Kaufman v. Red Ground Corp.
Decision Date | 11 February 1991 |
Citation | 566 N.Y.S.2d 70,170 A.D.2d 484 |
Parties | Alexander KAUFMAN, Appellant, v. RED GROUND CORP., Respondent. |
Court | New York Supreme Court — Appellate Division |
Stephan B. Gleich & Associates, Great Neck (Lawrence W. Farkas and Stephan B. Gleich, of counsel), for appellant.
Kramer, Levin, Nessen, Kamin & Frankel, New York City (Charlotte Moses Fischman and Robin S. Feingold, of counsel), for respondent.
Before SULLIVAN, J.P., and EIBER, BALLETTA and O'BRIEN, JJ.
MEMORANDUM BY THE COURT.
In an action, inter alia, for specific performance of a contract for the sale of real property, the appeal is from so much of an order of the Supreme Court, Suffolk County (Baisley, J.), entered July 18, 1989, as granted that branch of the defendant's motion pursuant to CPLR 3126 which was for the imposition of monetary sanctions upon the plaintiff and his attorneys.
ORDERED that the order is reversed insofar as appealed from, with costs, and that branch of the defendant's motion which was for the imposition of monetary sanctions upon the plaintiff and his attorneys is denied.

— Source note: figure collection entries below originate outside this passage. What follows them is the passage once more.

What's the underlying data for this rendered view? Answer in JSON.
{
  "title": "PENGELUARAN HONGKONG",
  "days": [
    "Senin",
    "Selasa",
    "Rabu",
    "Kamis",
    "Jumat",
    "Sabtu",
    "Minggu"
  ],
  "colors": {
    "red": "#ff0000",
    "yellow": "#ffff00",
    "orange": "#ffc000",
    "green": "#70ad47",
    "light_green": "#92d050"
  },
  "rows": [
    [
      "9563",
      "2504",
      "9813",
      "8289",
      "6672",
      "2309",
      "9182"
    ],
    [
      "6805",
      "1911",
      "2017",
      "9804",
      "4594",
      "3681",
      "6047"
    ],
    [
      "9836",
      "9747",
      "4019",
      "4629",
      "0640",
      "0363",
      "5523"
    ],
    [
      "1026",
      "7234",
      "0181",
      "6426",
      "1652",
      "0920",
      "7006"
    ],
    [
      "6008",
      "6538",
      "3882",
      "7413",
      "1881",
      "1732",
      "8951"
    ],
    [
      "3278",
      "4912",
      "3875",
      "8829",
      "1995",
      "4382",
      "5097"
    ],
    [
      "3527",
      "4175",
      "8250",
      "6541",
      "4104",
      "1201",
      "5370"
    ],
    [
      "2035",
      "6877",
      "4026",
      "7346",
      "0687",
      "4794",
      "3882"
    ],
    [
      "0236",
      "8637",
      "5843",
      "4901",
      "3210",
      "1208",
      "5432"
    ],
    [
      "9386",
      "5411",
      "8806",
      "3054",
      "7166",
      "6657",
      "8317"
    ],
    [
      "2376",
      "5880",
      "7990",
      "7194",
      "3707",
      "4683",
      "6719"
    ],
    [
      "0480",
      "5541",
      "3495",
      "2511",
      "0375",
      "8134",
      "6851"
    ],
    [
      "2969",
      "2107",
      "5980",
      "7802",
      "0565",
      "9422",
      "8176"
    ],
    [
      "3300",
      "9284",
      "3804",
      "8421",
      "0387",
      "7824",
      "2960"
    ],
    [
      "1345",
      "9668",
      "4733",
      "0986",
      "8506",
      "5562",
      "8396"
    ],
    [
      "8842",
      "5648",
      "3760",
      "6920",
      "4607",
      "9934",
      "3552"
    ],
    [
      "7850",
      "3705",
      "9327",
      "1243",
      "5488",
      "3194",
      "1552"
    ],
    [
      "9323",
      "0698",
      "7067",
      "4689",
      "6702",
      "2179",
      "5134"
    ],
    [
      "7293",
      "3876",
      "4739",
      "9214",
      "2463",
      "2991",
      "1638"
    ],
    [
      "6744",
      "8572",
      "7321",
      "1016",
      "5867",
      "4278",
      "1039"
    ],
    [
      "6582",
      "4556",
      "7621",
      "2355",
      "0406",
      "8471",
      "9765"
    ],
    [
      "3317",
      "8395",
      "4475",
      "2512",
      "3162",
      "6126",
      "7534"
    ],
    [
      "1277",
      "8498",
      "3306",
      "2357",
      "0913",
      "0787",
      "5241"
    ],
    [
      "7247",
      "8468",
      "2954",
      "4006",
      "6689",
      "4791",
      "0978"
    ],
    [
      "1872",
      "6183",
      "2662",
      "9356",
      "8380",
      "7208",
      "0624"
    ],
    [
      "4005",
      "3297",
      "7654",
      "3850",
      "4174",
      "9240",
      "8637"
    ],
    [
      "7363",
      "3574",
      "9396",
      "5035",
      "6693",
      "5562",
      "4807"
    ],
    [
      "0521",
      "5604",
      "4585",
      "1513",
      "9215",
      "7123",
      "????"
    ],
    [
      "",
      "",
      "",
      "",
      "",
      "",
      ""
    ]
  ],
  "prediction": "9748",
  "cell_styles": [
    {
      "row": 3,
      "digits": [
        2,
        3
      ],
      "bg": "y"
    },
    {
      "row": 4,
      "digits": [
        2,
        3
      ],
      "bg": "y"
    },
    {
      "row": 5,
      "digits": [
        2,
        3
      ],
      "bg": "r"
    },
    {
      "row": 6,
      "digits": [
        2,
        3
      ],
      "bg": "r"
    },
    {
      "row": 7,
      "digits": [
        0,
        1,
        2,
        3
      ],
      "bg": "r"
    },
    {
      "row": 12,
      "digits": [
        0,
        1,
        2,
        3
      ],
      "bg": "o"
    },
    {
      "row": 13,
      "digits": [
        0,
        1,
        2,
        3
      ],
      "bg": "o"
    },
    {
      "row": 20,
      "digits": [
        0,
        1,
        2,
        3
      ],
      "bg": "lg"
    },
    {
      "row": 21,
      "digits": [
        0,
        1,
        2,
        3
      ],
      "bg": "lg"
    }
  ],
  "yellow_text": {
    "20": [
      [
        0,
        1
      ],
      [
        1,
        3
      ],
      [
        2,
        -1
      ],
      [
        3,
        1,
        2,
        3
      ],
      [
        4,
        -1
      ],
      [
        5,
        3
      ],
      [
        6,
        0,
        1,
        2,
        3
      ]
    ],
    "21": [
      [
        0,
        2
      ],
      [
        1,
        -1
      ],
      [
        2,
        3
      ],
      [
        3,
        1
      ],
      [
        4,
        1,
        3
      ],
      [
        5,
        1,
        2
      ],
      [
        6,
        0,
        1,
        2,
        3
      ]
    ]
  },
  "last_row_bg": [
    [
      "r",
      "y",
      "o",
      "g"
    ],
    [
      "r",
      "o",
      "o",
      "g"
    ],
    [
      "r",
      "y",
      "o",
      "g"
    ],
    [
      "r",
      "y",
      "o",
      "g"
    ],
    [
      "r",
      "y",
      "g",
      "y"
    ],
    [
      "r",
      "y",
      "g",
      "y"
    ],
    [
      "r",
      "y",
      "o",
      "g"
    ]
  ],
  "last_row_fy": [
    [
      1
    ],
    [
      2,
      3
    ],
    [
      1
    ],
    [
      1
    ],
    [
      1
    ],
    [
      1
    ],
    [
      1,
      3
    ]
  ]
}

It is well established that CPLR 3126 affords a court discretion to impose sanctions upon a party or attorney who has engaged in dilatory conduct and impeded disclosure by wilfully failing to comply with a discovery notice or order (see, Sloben v. Stam, 157 A.D.2d 835, 551 N.Y.S.2d 533; Rosner v. Blue Channel Corp., 131 A.D.2d 654, 516 N.Y.S.2d 736; Mancusi v. Middlesex Ins. Co., 102 A.D.2d 846, 476 N.Y.S.2d 616). Upon our review of the record, however, we find that the court improvidently exercised its discretion in imposing monetary sanctions against the plaintiff and his attorneys on the ground that they had unnecessarily delayed the deposition of non-party witness Robert Baron. In this regard, we note that the original non-party witness subpoena served upon Baron was facially defective because it neither contained nor was accompanied by a notice stating the "circumstances or reasons" (CPLR 3101[a][4] why disclosure was sought (see, Matter of Yost v. Douris, 151 A.D.2d 489, 542 N.Y.S.2d 279; Bigman v. Dime Savings Bank of N.Y., 138 A.D.2d 438, 526 N.Y.S.2d 17). Although this defect was subsequently remedied, the delay attributable to the plaintiff's ensuing motion to quash the subpoena, and his motion to reargue the denial of that motion, could not under these circumstances be properly considered a dilatory tactic designed to frustrate disclosure.